白石奈津子 x SDGs

エスノグラフィとは

フィールドでの長期に渡る観察を通して、特定の仮説の検証ではなく、そこで起こっている物事の性質を理解することを目指す調査研究の手法

わたしたちは、フィリピン農村部における民族間関係から共生のあり方を考察しSDGsを達成します。

2つの民族間の関係から「共生」の在り方を模索する

研究フィールドである東ミンドロ州の村落には、タガログとマンヤンと呼ばれる2つの民族が暮らしています。人々の間には民族を始めとした様々な差異(違い)の認識がみられるものの、そこには対立や排除といった言葉だけでは理解できない複雑な関係が築かれているのです。本研究は、人々の持つローカルな知識や実践の詳細な理解を通じて、多様な「共生」の可能性を探求します。

フィリピン農村社会とは

フィリピンは100を超える地方言語、少数言語を抱える多民族国家です。ひとつの「地方村落」という小さな空間を見ても、異なるルーツを持つ人々がともに暮らしている状況がごく当たり前のように存在しています。

タガログ(Tagalog) とは

首都マニラを始めとしたフィリピンのルソン島南部に生活する、タガログ語(Tagalog)を母語とする人々。いわゆるマジョリティ民族。

マンヤン (Mangyan) とは

ミンドロ島に暮らす先住民(Indigenous People)と呼ばれる人々。いわゆる少数民族。ミンドロ島の山間部を中心に生活し、独自の言語・文化を持つ8つのグループが存在する。開発の遅れや貧困、周辺社会で受ける非差別状況などが問題として指摘されている。

生態資源利用の変化が民族間関係に与える影響を捉える

フィリピンは、毎年のように大規模な台風や洪水の被害を経験する「災害大国」です。
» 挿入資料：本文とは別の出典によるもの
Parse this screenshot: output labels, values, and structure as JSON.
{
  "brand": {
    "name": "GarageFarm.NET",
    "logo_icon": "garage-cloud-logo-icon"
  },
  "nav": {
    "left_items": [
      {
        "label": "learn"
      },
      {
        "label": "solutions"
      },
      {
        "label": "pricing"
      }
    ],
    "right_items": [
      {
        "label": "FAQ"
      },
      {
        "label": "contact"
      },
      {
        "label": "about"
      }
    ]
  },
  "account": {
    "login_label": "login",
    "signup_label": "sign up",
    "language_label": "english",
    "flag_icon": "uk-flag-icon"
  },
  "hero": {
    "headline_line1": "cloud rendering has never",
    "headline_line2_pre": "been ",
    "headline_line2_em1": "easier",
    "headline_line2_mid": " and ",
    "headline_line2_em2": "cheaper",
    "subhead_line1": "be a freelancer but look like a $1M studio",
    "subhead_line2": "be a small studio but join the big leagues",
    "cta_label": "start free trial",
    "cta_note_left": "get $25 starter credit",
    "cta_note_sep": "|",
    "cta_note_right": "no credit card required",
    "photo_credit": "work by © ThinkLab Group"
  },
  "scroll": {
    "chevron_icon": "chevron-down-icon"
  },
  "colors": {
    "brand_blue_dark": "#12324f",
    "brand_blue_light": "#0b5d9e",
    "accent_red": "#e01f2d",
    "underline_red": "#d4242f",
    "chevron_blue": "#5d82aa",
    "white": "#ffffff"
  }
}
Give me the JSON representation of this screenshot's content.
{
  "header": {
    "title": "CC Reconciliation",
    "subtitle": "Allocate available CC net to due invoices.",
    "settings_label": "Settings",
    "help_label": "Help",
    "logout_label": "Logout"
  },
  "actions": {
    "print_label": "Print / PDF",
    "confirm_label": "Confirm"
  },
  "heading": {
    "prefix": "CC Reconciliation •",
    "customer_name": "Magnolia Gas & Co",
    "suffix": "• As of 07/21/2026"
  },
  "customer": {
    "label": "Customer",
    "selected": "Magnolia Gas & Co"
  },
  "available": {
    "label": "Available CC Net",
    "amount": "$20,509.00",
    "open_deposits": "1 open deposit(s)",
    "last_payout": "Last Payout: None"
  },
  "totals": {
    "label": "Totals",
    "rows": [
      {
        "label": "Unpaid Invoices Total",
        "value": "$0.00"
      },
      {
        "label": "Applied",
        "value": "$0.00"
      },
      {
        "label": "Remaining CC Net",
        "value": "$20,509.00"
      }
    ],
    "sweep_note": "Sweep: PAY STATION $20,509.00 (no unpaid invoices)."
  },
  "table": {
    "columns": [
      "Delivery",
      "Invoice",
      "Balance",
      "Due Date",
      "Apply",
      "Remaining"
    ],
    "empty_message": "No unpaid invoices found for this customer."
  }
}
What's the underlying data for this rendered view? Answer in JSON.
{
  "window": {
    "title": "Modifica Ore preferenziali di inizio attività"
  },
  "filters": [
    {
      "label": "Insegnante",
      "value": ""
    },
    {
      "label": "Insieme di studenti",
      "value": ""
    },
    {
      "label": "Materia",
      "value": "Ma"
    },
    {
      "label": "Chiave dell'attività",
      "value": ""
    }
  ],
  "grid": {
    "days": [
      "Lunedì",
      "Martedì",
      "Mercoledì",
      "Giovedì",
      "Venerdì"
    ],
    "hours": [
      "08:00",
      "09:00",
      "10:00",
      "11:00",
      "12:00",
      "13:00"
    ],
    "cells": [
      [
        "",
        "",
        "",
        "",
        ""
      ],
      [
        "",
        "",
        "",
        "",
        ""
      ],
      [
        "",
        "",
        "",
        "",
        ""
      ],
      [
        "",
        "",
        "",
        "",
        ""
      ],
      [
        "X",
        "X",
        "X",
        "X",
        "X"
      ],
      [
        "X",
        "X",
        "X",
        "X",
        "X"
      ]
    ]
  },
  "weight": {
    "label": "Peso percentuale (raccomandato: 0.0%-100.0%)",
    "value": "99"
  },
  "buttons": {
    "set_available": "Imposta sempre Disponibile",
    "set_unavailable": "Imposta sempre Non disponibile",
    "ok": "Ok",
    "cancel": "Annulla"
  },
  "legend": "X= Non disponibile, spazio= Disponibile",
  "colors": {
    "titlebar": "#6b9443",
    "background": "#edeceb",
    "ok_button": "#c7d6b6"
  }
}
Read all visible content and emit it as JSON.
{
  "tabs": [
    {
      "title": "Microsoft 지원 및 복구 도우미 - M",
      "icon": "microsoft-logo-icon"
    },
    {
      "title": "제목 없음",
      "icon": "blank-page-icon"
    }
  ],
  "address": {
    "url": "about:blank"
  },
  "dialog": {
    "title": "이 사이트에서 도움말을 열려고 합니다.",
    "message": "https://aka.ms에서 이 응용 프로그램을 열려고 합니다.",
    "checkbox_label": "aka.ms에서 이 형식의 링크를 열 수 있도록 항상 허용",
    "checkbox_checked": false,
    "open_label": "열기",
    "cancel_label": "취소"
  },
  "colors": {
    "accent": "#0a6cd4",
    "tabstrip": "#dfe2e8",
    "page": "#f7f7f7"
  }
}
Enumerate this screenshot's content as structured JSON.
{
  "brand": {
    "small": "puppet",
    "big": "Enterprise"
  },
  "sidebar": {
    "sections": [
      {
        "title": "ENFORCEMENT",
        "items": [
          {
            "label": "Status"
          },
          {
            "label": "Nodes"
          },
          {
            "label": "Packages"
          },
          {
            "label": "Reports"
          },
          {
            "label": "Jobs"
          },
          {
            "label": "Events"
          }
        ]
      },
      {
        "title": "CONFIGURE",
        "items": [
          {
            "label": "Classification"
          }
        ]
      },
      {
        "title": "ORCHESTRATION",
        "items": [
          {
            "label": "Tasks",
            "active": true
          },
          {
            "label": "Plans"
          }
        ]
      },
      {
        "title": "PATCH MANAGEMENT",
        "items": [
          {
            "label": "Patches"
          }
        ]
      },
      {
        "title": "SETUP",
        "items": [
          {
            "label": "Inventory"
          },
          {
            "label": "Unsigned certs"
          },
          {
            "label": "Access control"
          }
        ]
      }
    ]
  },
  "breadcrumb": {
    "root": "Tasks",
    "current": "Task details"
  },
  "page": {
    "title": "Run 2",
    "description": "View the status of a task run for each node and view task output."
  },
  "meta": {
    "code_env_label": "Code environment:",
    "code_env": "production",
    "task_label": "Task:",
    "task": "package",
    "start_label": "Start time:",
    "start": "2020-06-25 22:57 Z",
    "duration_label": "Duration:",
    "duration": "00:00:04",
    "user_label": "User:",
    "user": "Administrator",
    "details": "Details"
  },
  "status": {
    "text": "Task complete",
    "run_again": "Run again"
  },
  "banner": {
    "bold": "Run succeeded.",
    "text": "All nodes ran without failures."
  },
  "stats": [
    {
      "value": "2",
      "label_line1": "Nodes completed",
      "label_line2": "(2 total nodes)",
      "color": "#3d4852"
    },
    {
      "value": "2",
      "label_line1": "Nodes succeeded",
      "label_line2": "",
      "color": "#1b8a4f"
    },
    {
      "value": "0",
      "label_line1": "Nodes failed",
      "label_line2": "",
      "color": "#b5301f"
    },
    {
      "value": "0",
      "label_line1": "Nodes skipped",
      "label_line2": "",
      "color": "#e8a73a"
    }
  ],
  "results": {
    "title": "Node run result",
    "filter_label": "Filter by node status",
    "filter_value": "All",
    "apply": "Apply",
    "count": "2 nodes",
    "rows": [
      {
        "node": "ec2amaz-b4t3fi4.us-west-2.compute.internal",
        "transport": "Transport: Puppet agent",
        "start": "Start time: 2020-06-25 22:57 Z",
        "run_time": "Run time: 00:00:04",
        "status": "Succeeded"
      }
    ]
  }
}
農業において水は恵みをもたらす資源であると同時に、生産の基盤を揺るがし社会に変化を迫る災害にもなり得ます。

また土地や水源といった生態資源の利用可能性は、民族間関係においても、集団間の対立やステレオタイプに影響を及ぼす重要な要因となっていることが指摘されています。この調査研究では、農業生産の抱える不安定さやリスクへの対処としての生産制度の変化が、民族間関係にもたらす中長期的変化を明らかにします。

生態資源の利用可能性の確保とは

ここでは、何等かの生態資源に関して法的な利用権が整備されていることと同時に、それを自らの目的に沿う形で加工、利用するための知識や技術といったバックグラウンドを個人や共同体が持っている状態をさします。例えば、ある土地や水源に関して法的権利が整備されていても、それが災害などで破壊されてしまっている場合は利用可能性が損なわれていると考えます。

生産現場の問題を知って社会を考える

わたしたちは、食の生産を取り巻く様々な社会状況についての多角的な情報提示を通じて、幅広い意味でのエシカルな消費者の育成を目指します。

白石先生

誰かを「異質な他者」と見る分断の感覚と、同時にそれを決定的な対立に持ち込まない暖味なつながりの感覚は、フィールドの人びとが日々を生きる営みの中に矛盾することなく並存しています。その差異とつながりという両者のバランスを維持させる現場のリアリティを理解し、人と人が共に生きていくための技法を提言していきます。